Les avis sont partagés quant à l’effet du Net sur la démocratie. Mais tous les panélistes présents s’entendent par contre pour dire qu’Internet compte maintenant comme un incontournable de la donne démocratique. Les partis politiques l’ont compris : tous utilisent Internet, les blogues et les forums, afin de promouvoir leurs idées. Il reste cependant une tâche au citoyen : réfléchir avant de faire ses choix, et ça, aucune technologie ne le fera jamais à sa place.

Un certain nombre d'organismes tels que l’INCANN, l’IETEF, ISOC, sont chargés de la gestion d'Internet afin d’y modeler son évolution et son usage. Cependant, ce réseau informatique mondial qui rend accessible au public des services comme le courrier électronique et le World Wide Web est sujet à de nombreuses controverses : cybercriminalité, cyberprostitution, cyberprédation, cyberdépendance, taxe sur Internet, arnaques, etc.…
Le réseau Internet se profile au détriment de l’Internaute et cette croissance est encore largement concentrée aux états Unies. Les internautes français ont donc besoin d’un porte parole, qui fera valoir leurs intérêts en jouant un rôle important dans la coordination, l'échange d'expériences et l'extension du réseau en France qui compte plus de 30 millions d’utilisateurs en France.
Au delà du site communautaire www.webpresident.fr qui vous permettra de vous exprimer, d’interagir sur tous les sujets d’actualités via des forums, un t’chat et des blogs. Webpresident.fr c’est proposer l’organisation d'une initiative fédératrice en France pour que les décideurs et les utilisateurs professionnels, les associations diverses, les organisations et les groupes qui interviennent dans l'Internet, puissent se rencontrer, échanger et faire émerger les contours du Net de demain.
Elire le 1ére président du Web français par les Internautes n’est pas une idée farfelue de plus sur Internet mais s’inscrit dans une vraie démarche de réflexion webdémocratique car il permettra de :
• Favoriser une présence française forte sur l'Internet et assurer la promotion du multiculturalisme sur ce réseau,
• Encourager la présence de scientifiques français dans les instances d'élaboration de standards dans les groupes de travail ainsi que dans les lieux de concertation,
• Promouvoir les initiatives et expériences françaises et francophones
• Favoriser les échanges sur les plans tant nationaux qu'internationaux dans la communauté des utilisateurs du Net,
• Etre le porte-parole online et offline des internautes.
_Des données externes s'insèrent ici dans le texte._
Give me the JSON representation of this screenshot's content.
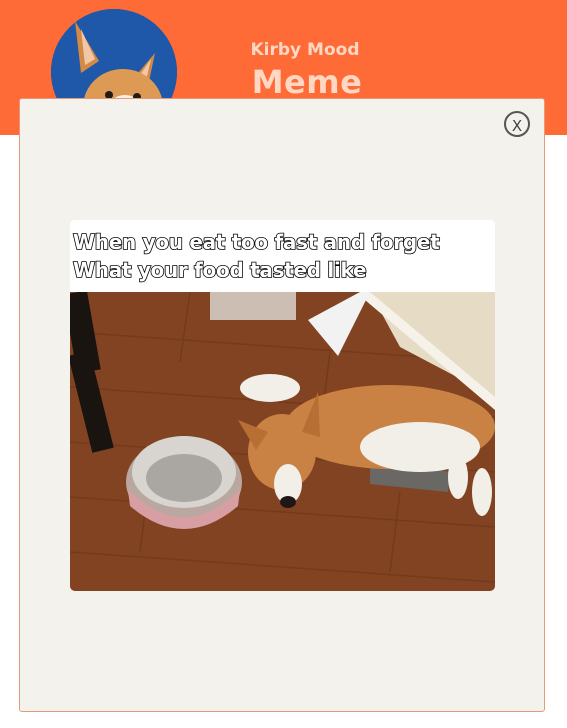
{
  "header": {
    "subtitle": "Kirby Mood",
    "title": "Meme Picker",
    "background_color": "#fe6b37",
    "avatar_icon": "corgi-avatar"
  },
  "modal": {
    "close_label": "X",
    "meme": {
      "caption_lines": [
        "When you eat too fast and forget",
        "What your food tasted like"
      ]
    }
  }
}
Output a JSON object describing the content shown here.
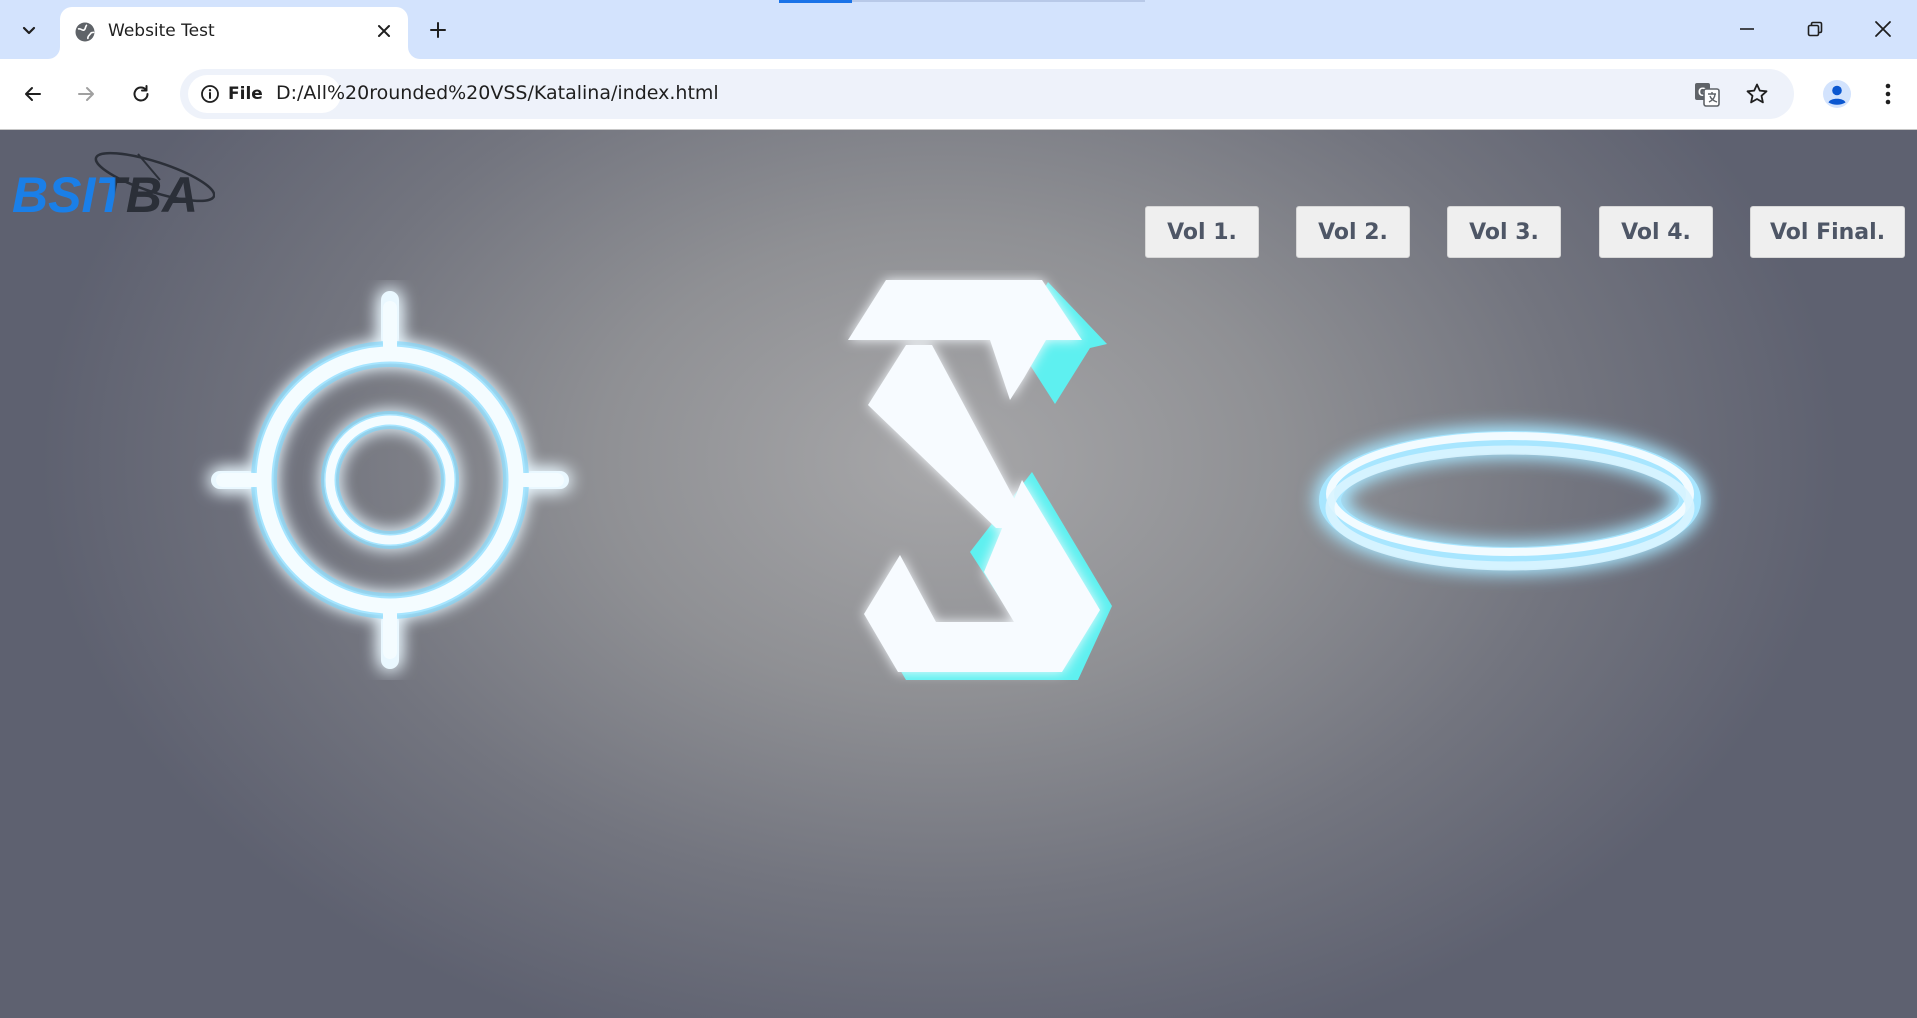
{
  "browser": {
    "tab": {
      "title": "Website Test"
    },
    "address_bar": {
      "scheme_label": "File",
      "url": "D:/All%20rounded%20VSS/Katalina/index.html"
    },
    "icons": {
      "tab_search": "chevron-down-icon",
      "favicon": "globe-icon",
      "close_tab": "close-icon",
      "new_tab": "plus-icon",
      "minimize": "minimize-icon",
      "restore": "restore-icon",
      "close_window": "close-icon",
      "back": "back-arrow-icon",
      "forward": "forward-arrow-icon",
      "reload": "reload-icon",
      "site_info": "info-icon",
      "translate": "translate-icon",
      "bookmark": "star-icon",
      "profile": "profile-icon",
      "menu": "kebab-menu-icon"
    }
  },
  "page": {
    "logo_text": "BSITBA",
    "nav_buttons": [
      "Vol 1.",
      "Vol 2.",
      "Vol 3.",
      "Vol 4.",
      "Vol Final."
    ],
    "colors": {
      "logo_blue": "#1a7fe8",
      "logo_dark": "#2b2f38",
      "glow": "#6fd6ff",
      "accent_cyan": "#5ef0f0",
      "button_bg": "#efefef",
      "button_text": "#4e5666"
    }
  }
}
• Être, auprès des pouvoirs publics, des opérateurs de télécommunications, des éditeurs, des fournisseurs de contenu, un interlocuteur reconnu pour traiter des différents aspects (légaux, techniques, sociologiques) liés à l'Internet.
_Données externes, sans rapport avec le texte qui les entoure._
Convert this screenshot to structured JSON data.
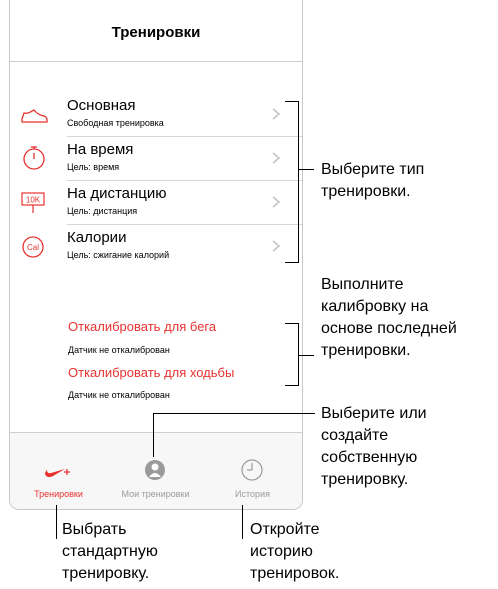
{
  "nav": {
    "title": "Тренировки"
  },
  "workouts": [
    {
      "icon": "shoe-icon",
      "title": "Основная",
      "subtitle": "Свободная тренировка"
    },
    {
      "icon": "stopwatch-icon",
      "title": "На время",
      "subtitle": "Цель: время"
    },
    {
      "icon": "distance-10k-icon",
      "title": "На дистанцию",
      "subtitle": "Цель: дистанция"
    },
    {
      "icon": "calories-icon",
      "title": "Калории",
      "subtitle": "Цель: сжигание калорий"
    }
  ],
  "calibration": [
    {
      "title": "Откалибровать для бега",
      "subtitle": "Датчик не откалиброван"
    },
    {
      "title": "Откалибровать для ходьбы",
      "subtitle": "Датчик не откалиброван"
    }
  ],
  "calibration_icon_text": {
    "distance": "10K",
    "calories": "Cal"
  },
  "tabs": [
    {
      "label": "Тренировки",
      "icon": "nike-plus-icon",
      "active": true
    },
    {
      "label": "Мои тренировки",
      "icon": "my-workouts-icon",
      "active": false
    },
    {
      "label": "История",
      "icon": "history-clock-icon",
      "active": false
    }
  ],
  "annotations": {
    "choose_type": [
      "Выберите тип",
      "тренировки."
    ],
    "calibrate": [
      "Выполните",
      "калибровку на",
      "основе последней",
      "тренировки."
    ],
    "choose_create": [
      "Выберите или",
      "создайте",
      "собственную",
      "тренировку."
    ],
    "standard": [
      "Выбрать",
      "стандартную",
      "тренировку."
    ],
    "history": [
      "Откройте",
      "историю",
      "тренировок."
    ]
  },
  "colors": {
    "accent": "#e8322f",
    "inactive": "#9a9a9a"
  }
}
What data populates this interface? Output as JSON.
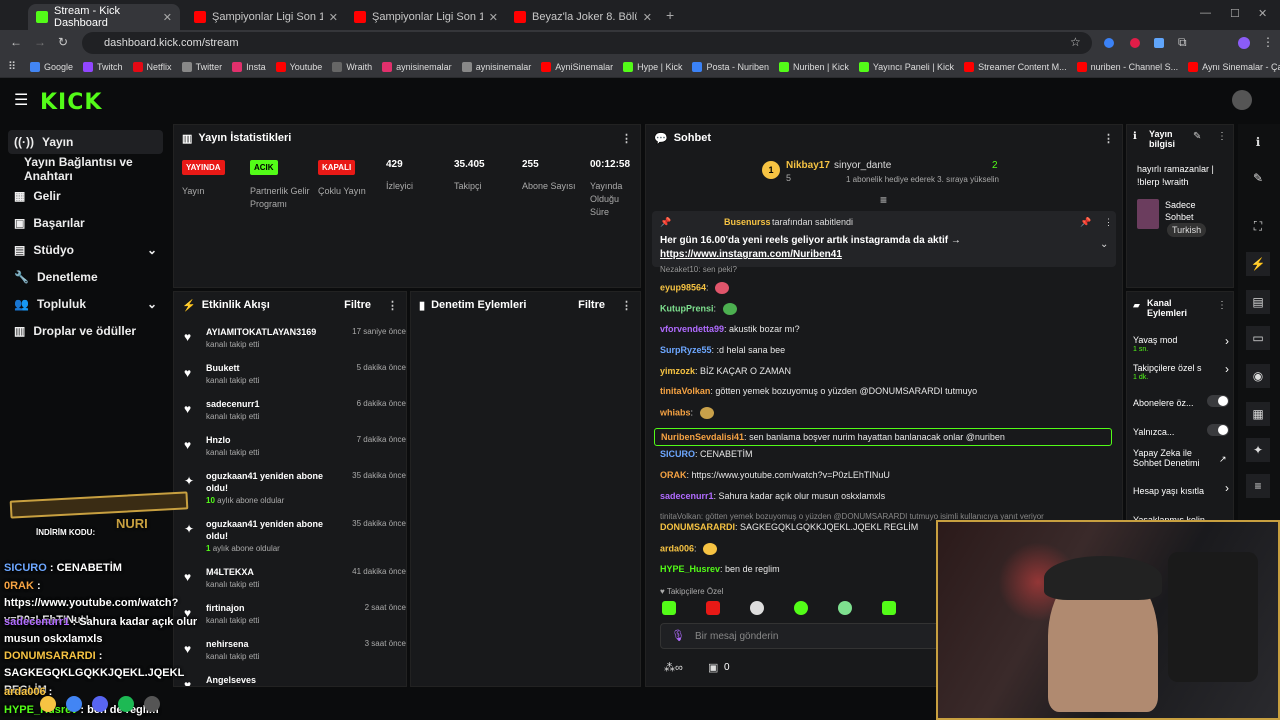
{
  "browser": {
    "tabs": [
      {
        "title": "Stream - Kick Dashboard",
        "active": true
      },
      {
        "title": "Şampiyonlar Ligi Son 16 Play-o",
        "active": false
      },
      {
        "title": "Şampiyonlar Ligi Son 16 Play-o",
        "active": false
      },
      {
        "title": "Beyaz'la Joker 8. Bölüm - YouTu",
        "active": false
      }
    ],
    "url": "dashboard.kick.com/stream",
    "bookmarks": [
      "Google",
      "Twitch",
      "Netflix",
      "Twitter",
      "Insta",
      "Youtube",
      "Wraith",
      "aynisinemalar",
      "aynisinemalar",
      "AyniSinemalar",
      "Hype | Kick",
      "Posta - Nuriben",
      "Nuriben | Kick",
      "Yayıncı Paneli | Kick",
      "Streamer Content M...",
      "nuriben - Channel S...",
      "Aynı Sinemalar - Ça..."
    ]
  },
  "sidebar": {
    "items": [
      "Yayın",
      "Yayın Bağlantısı ve Anahtarı",
      "Gelir",
      "Başarılar",
      "Stüdyo",
      "Denetleme",
      "Topluluk",
      "Droplar ve ödüller"
    ]
  },
  "stats": {
    "title": "Yayın İstatistikleri",
    "cols": [
      {
        "badge": "YAYINDA",
        "label": "Yayın"
      },
      {
        "badge": "ACIK",
        "label": "Partnerlik Gelir Programı"
      },
      {
        "badge": "KAPALI",
        "label": "Çoklu Yayın"
      },
      {
        "value": "429",
        "label": "İzleyici"
      },
      {
        "value": "35.405",
        "label": "Takipçi"
      },
      {
        "value": "255",
        "label": "Abone Sayısı"
      },
      {
        "value": "00:12:58",
        "label": "Yayında Olduğu Süre"
      }
    ]
  },
  "activity": {
    "title": "Etkinlik Akışı",
    "filter": "Filtre",
    "items": [
      {
        "name": "AYIAMITOKATLAYAN3169",
        "sub": "kanalı takip etti",
        "time": "17 saniye önce",
        "icon": "♥"
      },
      {
        "name": "Buukett",
        "sub": "kanalı takip etti",
        "time": "5 dakika önce",
        "icon": "♥"
      },
      {
        "name": "sadecenurr1",
        "sub": "kanalı takip etti",
        "time": "6 dakika önce",
        "icon": "♥"
      },
      {
        "name": "Hnzlo",
        "sub": "kanalı takip etti",
        "time": "7 dakika önce",
        "icon": "♥"
      },
      {
        "name": "oguzkaan41 yeniden abone oldu!",
        "subnum": "10",
        "sub": "aylık abone oldular",
        "time": "35 dakika önce",
        "icon": "✦"
      },
      {
        "name": "oguzkaan41 yeniden abone oldu!",
        "subnum": "1",
        "sub": "aylık abone oldular",
        "time": "35 dakika önce",
        "icon": "✦"
      },
      {
        "name": "M4LTEKXA",
        "sub": "kanalı takip etti",
        "time": "41 dakika önce",
        "icon": "♥"
      },
      {
        "name": "firtinajon",
        "sub": "kanalı takip etti",
        "time": "2 saat önce",
        "icon": "♥"
      },
      {
        "name": "nehirsena",
        "sub": "kanalı takip etti",
        "time": "3 saat önce",
        "icon": "♥"
      },
      {
        "name": "Angelseves",
        "sub": "",
        "time": "",
        "icon": "♥"
      }
    ]
  },
  "moderation": {
    "title": "Denetim Eylemleri",
    "filter": "Filtre"
  },
  "chat": {
    "title": "Sohbet",
    "top": {
      "user1": "Nikbay17",
      "count1": "5",
      "user2": "sinyor_dante",
      "count2": "2",
      "note": "1 abonelik hediye ederek 3. sıraya yükselin"
    },
    "pinned": {
      "by": "Busenurss",
      "byText": "tarafından sabitlendi",
      "text": "Her gün 16.00'da yeni reels geliyor artık instagramda da aktif →",
      "link": "https://www.instagram.com/Nuriben41"
    },
    "partial": "Nezaket10: sen peki?",
    "messages": [
      {
        "user": "eyup98564",
        "color": "#f6c343",
        "text": ""
      },
      {
        "user": "KutupPrensi",
        "color": "#7ee08f",
        "text": ""
      },
      {
        "user": "vforvendetta99",
        "color": "#b06bff",
        "text": "akustik bozar mı?"
      },
      {
        "user": "SurpRyze55",
        "color": "#6da7ff",
        "text": ":d helal sana bee"
      },
      {
        "user": "yimzozk",
        "color": "#f6c343",
        "text": "BİZ KAÇAR O ZAMAN"
      },
      {
        "user": "tinitaVolkan",
        "color": "#f6a343",
        "text": "götten yemek bozuyomuş o yüzden @DONUMSARARDI tutmuyo"
      },
      {
        "user": "whiabs",
        "color": "#f6a343",
        "text": ""
      },
      {
        "user": "NuribenSevdalisi41",
        "color": "#f6a343",
        "text": "sen banlama boşver nurim hayattan banlanacak onlar @nuriben"
      },
      {
        "user": "SICURO",
        "color": "#6da7ff",
        "text": "CENABETİM"
      },
      {
        "user": "ORAK",
        "color": "#f6a343",
        "text": "https://www.youtube.com/watch?v=P0zLEhTINuU"
      },
      {
        "user": "sadecenurr1",
        "color": "#b06bff",
        "text": "Sahura kadar açık olur musun oskxlamxls"
      },
      {
        "user": "DONUMSARARDI",
        "color": "#f6c343",
        "text": "SAGKEGQKLGQKKJQEKL.JQEKL REGLİM"
      },
      {
        "user": "arda006",
        "color": "#f6c343",
        "text": ""
      },
      {
        "user": "HYPE_Husrev",
        "color": "#53fc18",
        "text": "ben de reglim"
      }
    ],
    "reply": "tinitaVolkan: götten yemek bozuyomuş o yüzden @DONUMSARARDI tutmuyo isimli kullanıcıya yanıt veriyor",
    "followers_only": "Takipçilere Özel",
    "input_placeholder": "Bir mesaj gönderin",
    "points": "0"
  },
  "stream_info": {
    "title": "Yayın bilgisi",
    "text": "hayırlı ramazanlar | !blerp !wraith",
    "category": "Sadece Sohbet",
    "language": "Turkish"
  },
  "channel_actions": {
    "title": "Kanal Eylemleri",
    "items": [
      {
        "label": "Yavaş mod",
        "sub": "1 sn."
      },
      {
        "label": "Takipçilere özel s",
        "sub": "1 dk."
      },
      {
        "label": "Abonelere öz...",
        "sub": ""
      },
      {
        "label": "Yalnızca...",
        "sub": ""
      },
      {
        "label": "Yapay Zeka ile Sohbet Denetimi",
        "sub": ""
      },
      {
        "label": "Hesap yaşı kısıtla",
        "sub": ""
      },
      {
        "label": "Yasaklanmış kelin",
        "sub": ""
      }
    ]
  },
  "overlay": {
    "promo": "İNDİRİM KODU:",
    "brand": "NURI",
    "lines": [
      {
        "user": "SICURO",
        "text": "CENABETİM",
        "color": "#6da7ff"
      },
      {
        "user": "0RAK",
        "text": "https://www.youtube.com/watch?v=P0zLEhTINuU",
        "color": "#f6a343"
      },
      {
        "user": "sadecenurr1",
        "text": "Sahura kadar açık olur musun oskxlamxls",
        "color": "#b06bff"
      },
      {
        "user": "DONUMSARARDI",
        "text": "SAGKEGQKLGQKKJQEKL.JQEKL REGLİM",
        "color": "#f6c343"
      },
      {
        "user": "arda006",
        "text": "",
        "color": "#f6c343"
      },
      {
        "user": "HYPE_Husrev",
        "text": "ben de reglim",
        "color": "#53fc18"
      }
    ]
  },
  "colors": {
    "accent": "#53fc18",
    "live": "#e91916",
    "panel": "#18191b"
  }
}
Tous les internautes ayant 21 ans à leur inscription, pourront se présenter comme candidat à l’élection. Ils devront alors remplir une fiche d’inscription, répondre à un questionnaire de motivation et rassembler 200 signatures électroniques d’internautes les soutenant.
En ce qui concerne les électeurs, tout internaute étant majeur pourra voter pour le candidat de leur choix.